Spark Offline Sharding Issues

The Spark hourly job triggers ETL to perform DWD sharding and data sync. Large source tables cause Spark cache misses, leading to full‑table reads and read‑amplification. As more departmental sharding tables are added, the same source data is read repeatedly, inflating resource usage, and the partition‑notification model results in DWD sync latency exceeding one hour during peak periods.

Flink Real‑Time Incremental Computation

The new solution uses Flink HDFS File Source to scan checkpoint‑generated visible files from Lancer, joins dimension tables, widens the data, and writes to a Flink Multi‑Hive Sink. Archer, Bilibili’s task scheduler, then dispatches the data to downstream search, recommendation, and advertising jobs. Because the main table still generates many small files, a Spark‑based small‑file merge step is added after the sink.

Multi‑Level Partition Small‑File Solution

Real‑time sharding created over 100× more files than the offline approach, causing Spark analysis jobs to run out of memory. The root cause was excessive bucket allocation for four‑level partitions. By applying a Flink Partitioner shuffle that tags rows with partition IDs and distributes them based on historical data size ratios, the daily file count dropped from ~140 M to ~1.5 M, a reduction of more than 100×.

Before optimization: 270 (four‑level partitions) × 1800 (parallelism) × 12 (checkpoint cuts per hour) × 24 = 139,968,000 files/day.

After optimization: 5,000 (shuffle slots) × 12 × 24 = 1,440,000 files/day.

Auto Shuffle Speculative Execution

Custom bucket‑tag rules : Users can define bucket tags via UDF based on row fields.

Row size calculation : Row size is computed from its raw byte length.

Rolling window + knapsack algorithm + unified dictionary sorting : A circular array records quotas; sub‑tasks receive bucket updates without global visibility, preventing single buckets from exceeding 8 GB. Tags are sorted by hashcode to co‑locate similar tags, reducing shuffle cost.

Weighted bag algorithm : Similar to Flink 1.12’s BinPack, but adds tag identification. Adjustments were made to avoid back‑pressure‑induced quota reductions.

Ratio model state maintenance : On recovery, the last saved ratio model is used to distribute subtasks, preventing file‑count spikes.

Cold‑start handling : Pre‑defined tag rules and ratios enable O(1) distribution before any traffic data is available.

Deployment Challenges and Optimizations

In a mixed‑node cluster with scarce resources, several stability and performance issues were addressed:

JobManager stability : Disabled non‑essential metrics to avoid OOM, and enabled HA with fail‑over to keep TaskManagers alive.

Subtask load balancing : Implemented a backlog‑based rebalance/re‑scale partitioner to evenly distribute data across subtasks of differing parallelism.
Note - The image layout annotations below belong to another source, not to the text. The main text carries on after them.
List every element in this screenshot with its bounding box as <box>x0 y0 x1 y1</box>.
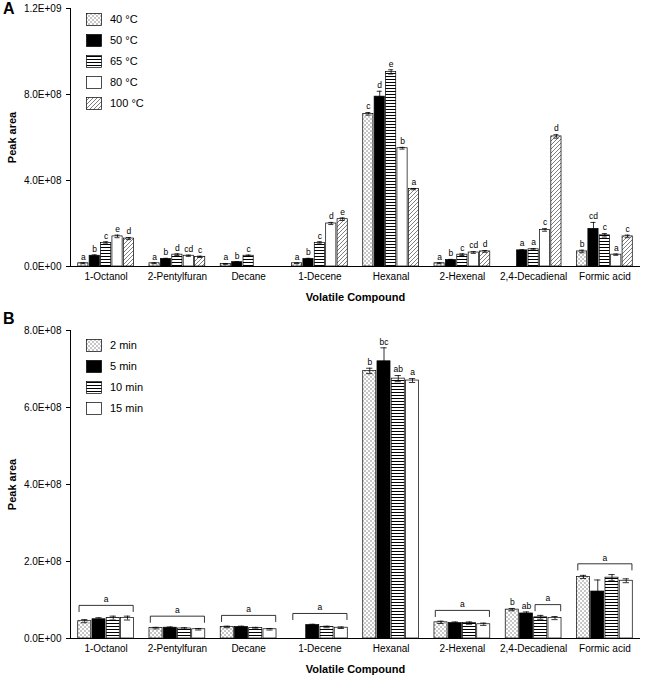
html-text:2 min: 2 min <box>110 339 137 351</box>
svg-text:Volatile Compound: Volatile Compound <box>306 291 405 303</box>
svg-text:c: c <box>366 101 371 111</box>
svg-text:c: c <box>198 245 203 255</box>
svg-text:b: b <box>92 244 97 254</box>
svg-text:a: a <box>175 605 180 615</box>
svg-text:a: a <box>531 237 536 247</box>
svg-text:e: e <box>115 224 120 234</box>
svg-text:d: d <box>127 226 132 236</box>
svg-text:a: a <box>81 252 86 262</box>
svg-text:d: d <box>554 123 559 133</box>
svg-text:cd: cd <box>184 244 193 254</box>
svg-text:bc: bc <box>380 337 390 347</box>
svg-text:4.0E+08: 4.0E+08 <box>24 479 62 490</box>
svg-text:b: b <box>580 239 585 249</box>
svg-text:d: d <box>175 243 180 253</box>
svg-text:b: b <box>306 247 311 257</box>
svg-text:a: a <box>412 177 417 187</box>
svg-text:b: b <box>449 248 454 258</box>
svg-text:c: c <box>104 230 109 240</box>
svg-text:2,4-Decadienal: 2,4-Decadienal <box>500 271 567 282</box>
svg-text:1-Octanol: 1-Octanol <box>84 643 127 654</box>
svg-text:2-Pentylfuran: 2-Pentylfuran <box>148 643 207 654</box>
svg-text:a: a <box>437 252 442 262</box>
svg-text:2-Hexenal: 2-Hexenal <box>440 643 486 654</box>
svg-text:a: a <box>318 602 323 612</box>
svg-text:8.0E+08: 8.0E+08 <box>24 325 62 336</box>
svg-text:e: e <box>389 58 394 68</box>
html-text:65 °C: 65 °C <box>110 55 138 67</box>
svg-text:Peak area: Peak area <box>6 458 18 510</box>
svg-text:b: b <box>400 136 405 146</box>
svg-text:Decane: Decane <box>231 271 266 282</box>
svg-text:d: d <box>377 80 382 90</box>
svg-text:1-Decene: 1-Decene <box>298 271 342 282</box>
svg-text:2-Hexenal: 2-Hexenal <box>440 271 486 282</box>
svg-text:cd: cd <box>589 211 598 221</box>
svg-text:a: a <box>246 604 251 614</box>
svg-text:Volatile Compound: Volatile Compound <box>306 663 405 675</box>
html-text:80 °C: 80 °C <box>110 76 138 88</box>
svg-text:1-Decene: 1-Decene <box>298 643 342 654</box>
svg-text:cd: cd <box>469 240 478 250</box>
svg-text:c: c <box>626 224 631 234</box>
svg-text:a: a <box>223 252 228 262</box>
svg-text:b: b <box>367 357 372 367</box>
svg-text:ab: ab <box>394 364 404 374</box>
svg-text:0.0E+00: 0.0E+00 <box>24 633 62 644</box>
svg-text:Peak area: Peak area <box>6 111 18 163</box>
svg-text:Hexanal: Hexanal <box>373 271 410 282</box>
svg-text:a: a <box>410 367 415 377</box>
svg-text:c: c <box>603 222 608 232</box>
svg-text:d: d <box>329 211 334 221</box>
svg-text:0.0E+00: 0.0E+00 <box>24 261 62 272</box>
svg-text:a: a <box>295 252 300 262</box>
svg-text:1-Octanol: 1-Octanol <box>84 271 127 282</box>
svg-text:a: a <box>520 238 525 248</box>
svg-text:Hexanal: Hexanal <box>373 643 410 654</box>
html-text:A: A <box>3 0 15 17</box>
svg-text:d: d <box>483 239 488 249</box>
svg-text:2.0E+08: 2.0E+08 <box>24 556 62 567</box>
svg-text:ab: ab <box>522 601 532 611</box>
svg-text:a: a <box>152 252 157 262</box>
svg-text:4.0E+08: 4.0E+08 <box>24 175 62 186</box>
svg-text:1.2E+09: 1.2E+09 <box>24 3 62 14</box>
svg-text:c: c <box>318 230 323 240</box>
svg-text:Decane: Decane <box>231 643 266 654</box>
html-text:15 min: 15 min <box>110 402 143 414</box>
svg-text:a: a <box>460 599 465 609</box>
svg-text:Formic acid: Formic acid <box>579 271 631 282</box>
svg-text:8.0E+08: 8.0E+08 <box>24 89 62 100</box>
svg-text:a: a <box>104 594 109 604</box>
html-text:5 min: 5 min <box>110 360 137 372</box>
html-text:B: B <box>3 310 15 327</box>
svg-text:c: c <box>460 243 465 253</box>
html-text:50 °C: 50 °C <box>110 34 138 46</box>
svg-text:c: c <box>543 217 548 227</box>
svg-text:a: a <box>603 553 608 563</box>
svg-text:Formic acid: Formic acid <box>579 643 631 654</box>
svg-text:2-Pentylfuran: 2-Pentylfuran <box>148 271 207 282</box>
svg-text:b: b <box>235 250 240 260</box>
html-text:40 °C: 40 °C <box>110 13 138 25</box>
svg-text:b: b <box>164 247 169 257</box>
html-text:100 °C: 100 °C <box>110 97 144 109</box>
svg-text:6.0E+08: 6.0E+08 <box>24 402 62 413</box>
svg-text:a: a <box>546 593 551 603</box>
html-text:10 min: 10 min <box>110 381 143 393</box>
svg-text:e: e <box>340 207 345 217</box>
svg-text:2,4-Decadienal: 2,4-Decadienal <box>500 643 567 654</box>
svg-text:a: a <box>614 243 619 253</box>
svg-text:b: b <box>510 597 515 607</box>
svg-text:c: c <box>247 244 252 254</box>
Subtask hotspot mitigation : Added Reader File Split load‑balancing where idle readers receive more splits, reducing skew.

Fast fail‑over : Regional checkpointing (execution.checkpointing.regional.enabled=true, etc.) allows the job to succeed even if some subtasks fail, speeding up recovery.
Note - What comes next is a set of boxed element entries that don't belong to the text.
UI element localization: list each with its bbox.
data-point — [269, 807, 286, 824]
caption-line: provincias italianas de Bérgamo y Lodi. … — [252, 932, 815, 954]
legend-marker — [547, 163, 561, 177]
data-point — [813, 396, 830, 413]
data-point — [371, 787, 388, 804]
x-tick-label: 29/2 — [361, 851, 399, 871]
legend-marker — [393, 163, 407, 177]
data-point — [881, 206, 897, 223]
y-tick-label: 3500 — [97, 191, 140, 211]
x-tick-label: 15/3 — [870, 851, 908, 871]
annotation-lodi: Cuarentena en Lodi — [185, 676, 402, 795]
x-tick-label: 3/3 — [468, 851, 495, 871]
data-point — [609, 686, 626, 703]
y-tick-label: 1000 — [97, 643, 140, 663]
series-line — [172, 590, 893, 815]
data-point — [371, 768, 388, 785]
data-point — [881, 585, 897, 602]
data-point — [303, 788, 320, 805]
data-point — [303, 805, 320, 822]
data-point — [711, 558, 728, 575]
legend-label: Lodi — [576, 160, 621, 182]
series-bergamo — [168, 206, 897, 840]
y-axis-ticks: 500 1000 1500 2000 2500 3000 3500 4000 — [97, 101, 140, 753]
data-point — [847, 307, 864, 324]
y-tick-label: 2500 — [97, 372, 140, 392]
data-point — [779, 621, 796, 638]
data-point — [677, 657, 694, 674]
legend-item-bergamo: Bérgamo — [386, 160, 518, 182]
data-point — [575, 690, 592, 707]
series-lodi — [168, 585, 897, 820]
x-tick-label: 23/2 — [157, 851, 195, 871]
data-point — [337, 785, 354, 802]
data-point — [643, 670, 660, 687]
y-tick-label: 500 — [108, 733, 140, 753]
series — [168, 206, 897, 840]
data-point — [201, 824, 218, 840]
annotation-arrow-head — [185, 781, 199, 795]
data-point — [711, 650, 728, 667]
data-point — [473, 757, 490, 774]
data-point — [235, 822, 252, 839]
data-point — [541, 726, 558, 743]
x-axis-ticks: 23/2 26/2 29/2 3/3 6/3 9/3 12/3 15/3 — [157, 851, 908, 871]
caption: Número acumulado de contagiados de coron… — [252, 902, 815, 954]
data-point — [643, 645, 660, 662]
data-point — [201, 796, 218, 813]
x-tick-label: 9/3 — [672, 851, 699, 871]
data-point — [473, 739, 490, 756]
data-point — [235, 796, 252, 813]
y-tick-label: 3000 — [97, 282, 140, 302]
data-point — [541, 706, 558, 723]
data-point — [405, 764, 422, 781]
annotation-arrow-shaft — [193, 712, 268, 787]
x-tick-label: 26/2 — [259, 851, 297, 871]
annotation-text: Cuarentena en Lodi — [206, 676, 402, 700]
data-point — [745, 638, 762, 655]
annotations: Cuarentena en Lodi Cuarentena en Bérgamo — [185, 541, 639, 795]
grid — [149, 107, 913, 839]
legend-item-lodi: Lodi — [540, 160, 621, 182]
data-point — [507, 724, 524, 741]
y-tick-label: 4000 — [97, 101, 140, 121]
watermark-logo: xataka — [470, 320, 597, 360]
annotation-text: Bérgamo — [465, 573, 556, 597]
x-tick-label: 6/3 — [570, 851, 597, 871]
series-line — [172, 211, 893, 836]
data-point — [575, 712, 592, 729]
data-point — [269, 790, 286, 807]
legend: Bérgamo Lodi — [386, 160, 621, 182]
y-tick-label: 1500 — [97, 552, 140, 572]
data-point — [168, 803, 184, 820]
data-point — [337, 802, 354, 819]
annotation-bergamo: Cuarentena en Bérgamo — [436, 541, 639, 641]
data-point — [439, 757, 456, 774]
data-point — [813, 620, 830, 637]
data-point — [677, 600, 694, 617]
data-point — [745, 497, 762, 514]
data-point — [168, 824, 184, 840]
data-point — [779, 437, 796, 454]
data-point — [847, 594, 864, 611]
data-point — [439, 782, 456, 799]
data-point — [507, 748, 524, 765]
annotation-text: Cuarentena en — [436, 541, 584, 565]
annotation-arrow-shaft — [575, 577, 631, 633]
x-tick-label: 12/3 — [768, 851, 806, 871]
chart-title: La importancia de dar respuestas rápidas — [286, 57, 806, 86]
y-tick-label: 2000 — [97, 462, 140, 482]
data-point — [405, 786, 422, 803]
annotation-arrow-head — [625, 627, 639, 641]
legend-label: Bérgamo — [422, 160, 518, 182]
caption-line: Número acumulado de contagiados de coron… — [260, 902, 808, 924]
Dimension‑table join fail‑over : Used a JVM shutdown hook to preserve TM‑level caches when a slot fails, enabling region‑level fail‑over without full reload.

Yarn resource preemption : Adopted session submission to retain allocated containers during task drift, preventing resource starvation.
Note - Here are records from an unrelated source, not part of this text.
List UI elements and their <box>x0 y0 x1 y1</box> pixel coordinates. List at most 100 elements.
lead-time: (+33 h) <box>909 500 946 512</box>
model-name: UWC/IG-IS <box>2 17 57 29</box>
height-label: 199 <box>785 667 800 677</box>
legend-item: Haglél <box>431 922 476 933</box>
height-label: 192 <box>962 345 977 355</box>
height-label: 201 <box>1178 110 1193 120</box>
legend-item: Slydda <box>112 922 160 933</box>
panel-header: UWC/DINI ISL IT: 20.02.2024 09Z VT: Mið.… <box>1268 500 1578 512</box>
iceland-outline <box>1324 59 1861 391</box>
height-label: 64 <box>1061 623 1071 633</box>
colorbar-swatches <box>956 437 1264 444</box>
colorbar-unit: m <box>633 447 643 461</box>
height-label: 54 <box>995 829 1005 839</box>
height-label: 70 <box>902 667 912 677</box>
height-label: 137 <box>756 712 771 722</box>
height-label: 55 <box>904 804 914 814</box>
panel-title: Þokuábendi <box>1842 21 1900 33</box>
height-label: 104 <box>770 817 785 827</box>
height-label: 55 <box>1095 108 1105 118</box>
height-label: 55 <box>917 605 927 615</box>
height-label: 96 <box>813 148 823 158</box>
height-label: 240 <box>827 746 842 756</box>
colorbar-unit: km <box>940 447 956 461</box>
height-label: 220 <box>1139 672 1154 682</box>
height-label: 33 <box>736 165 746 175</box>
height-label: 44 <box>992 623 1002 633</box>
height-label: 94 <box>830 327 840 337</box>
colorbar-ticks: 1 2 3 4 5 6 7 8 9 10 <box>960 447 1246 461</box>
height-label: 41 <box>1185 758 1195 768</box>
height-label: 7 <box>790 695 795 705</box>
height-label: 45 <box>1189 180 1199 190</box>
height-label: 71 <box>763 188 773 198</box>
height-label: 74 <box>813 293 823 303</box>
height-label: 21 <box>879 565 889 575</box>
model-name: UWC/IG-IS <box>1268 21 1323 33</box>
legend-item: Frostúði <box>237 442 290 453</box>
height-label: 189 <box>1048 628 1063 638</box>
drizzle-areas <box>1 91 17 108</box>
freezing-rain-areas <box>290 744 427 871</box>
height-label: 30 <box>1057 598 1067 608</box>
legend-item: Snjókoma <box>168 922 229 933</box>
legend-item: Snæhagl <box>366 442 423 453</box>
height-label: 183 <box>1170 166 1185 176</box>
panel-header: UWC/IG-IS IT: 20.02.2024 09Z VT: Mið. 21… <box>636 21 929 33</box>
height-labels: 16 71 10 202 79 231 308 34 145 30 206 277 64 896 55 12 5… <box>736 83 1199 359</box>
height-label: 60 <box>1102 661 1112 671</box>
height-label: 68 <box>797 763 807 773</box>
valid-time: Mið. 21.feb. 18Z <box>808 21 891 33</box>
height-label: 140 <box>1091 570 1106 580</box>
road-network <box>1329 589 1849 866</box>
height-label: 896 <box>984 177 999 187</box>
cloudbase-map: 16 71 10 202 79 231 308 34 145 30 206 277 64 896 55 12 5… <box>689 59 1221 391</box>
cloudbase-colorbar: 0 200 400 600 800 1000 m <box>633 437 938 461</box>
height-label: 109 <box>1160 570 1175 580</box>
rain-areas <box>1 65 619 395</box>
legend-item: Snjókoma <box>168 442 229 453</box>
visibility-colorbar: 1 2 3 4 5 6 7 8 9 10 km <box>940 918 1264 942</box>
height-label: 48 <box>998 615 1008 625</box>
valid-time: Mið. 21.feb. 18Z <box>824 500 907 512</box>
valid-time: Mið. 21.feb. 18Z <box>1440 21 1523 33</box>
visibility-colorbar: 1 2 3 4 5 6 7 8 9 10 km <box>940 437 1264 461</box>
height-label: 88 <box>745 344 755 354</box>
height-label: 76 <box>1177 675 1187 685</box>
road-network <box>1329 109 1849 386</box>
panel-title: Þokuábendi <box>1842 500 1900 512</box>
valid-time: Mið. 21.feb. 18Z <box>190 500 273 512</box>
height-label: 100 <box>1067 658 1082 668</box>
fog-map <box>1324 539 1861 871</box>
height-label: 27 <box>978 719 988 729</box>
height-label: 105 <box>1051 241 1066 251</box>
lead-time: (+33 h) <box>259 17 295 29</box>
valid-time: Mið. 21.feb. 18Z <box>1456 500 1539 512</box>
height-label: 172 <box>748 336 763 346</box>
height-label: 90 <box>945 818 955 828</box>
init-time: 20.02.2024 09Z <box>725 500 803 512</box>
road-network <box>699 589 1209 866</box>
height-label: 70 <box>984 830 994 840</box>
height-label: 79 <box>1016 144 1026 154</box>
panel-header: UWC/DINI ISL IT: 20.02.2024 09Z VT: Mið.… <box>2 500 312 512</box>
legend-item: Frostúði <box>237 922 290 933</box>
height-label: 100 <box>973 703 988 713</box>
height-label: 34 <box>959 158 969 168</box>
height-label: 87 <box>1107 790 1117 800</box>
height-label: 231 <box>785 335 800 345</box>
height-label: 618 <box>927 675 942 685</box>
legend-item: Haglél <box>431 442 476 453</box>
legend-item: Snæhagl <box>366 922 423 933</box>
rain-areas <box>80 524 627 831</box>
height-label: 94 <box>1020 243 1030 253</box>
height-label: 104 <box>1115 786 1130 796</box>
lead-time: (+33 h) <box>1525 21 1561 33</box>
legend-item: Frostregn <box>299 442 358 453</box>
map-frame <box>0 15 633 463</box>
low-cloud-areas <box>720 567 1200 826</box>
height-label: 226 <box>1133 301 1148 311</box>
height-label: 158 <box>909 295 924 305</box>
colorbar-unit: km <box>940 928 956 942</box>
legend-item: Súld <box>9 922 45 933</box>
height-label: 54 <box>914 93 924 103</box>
Data‑quality guarantees : Implemented two‑phase commit for File Source, exactly‑once split distribution, and exactly‑once RowData conversion. Added file‑lock mechanisms for atomic HDFS dimension‑table loads and integrated Archer commit policy for proactive downstream notification.

Results

After rolling out the Flink real‑time incremental pipeline, overall resource consumption dropped about 20% and peak usage fell roughly 46%. Latency improved from hour‑level to minute‑level; the average hourly partition archiving time increased by 20%, with 99% of lines syncing within 30 minutes and 50% within 17 minutes. Partition scalability was also enhanced, allowing further multi‑table, multi‑level sharding without additional resources.

Future Outlook

Looking ahead, the team plans to combine Flink with Apache Hudi to achieve a unified batch‑stream data‑lake, leveraging Hudi’s clustering capability to further reduce read volumes and accelerate query performance.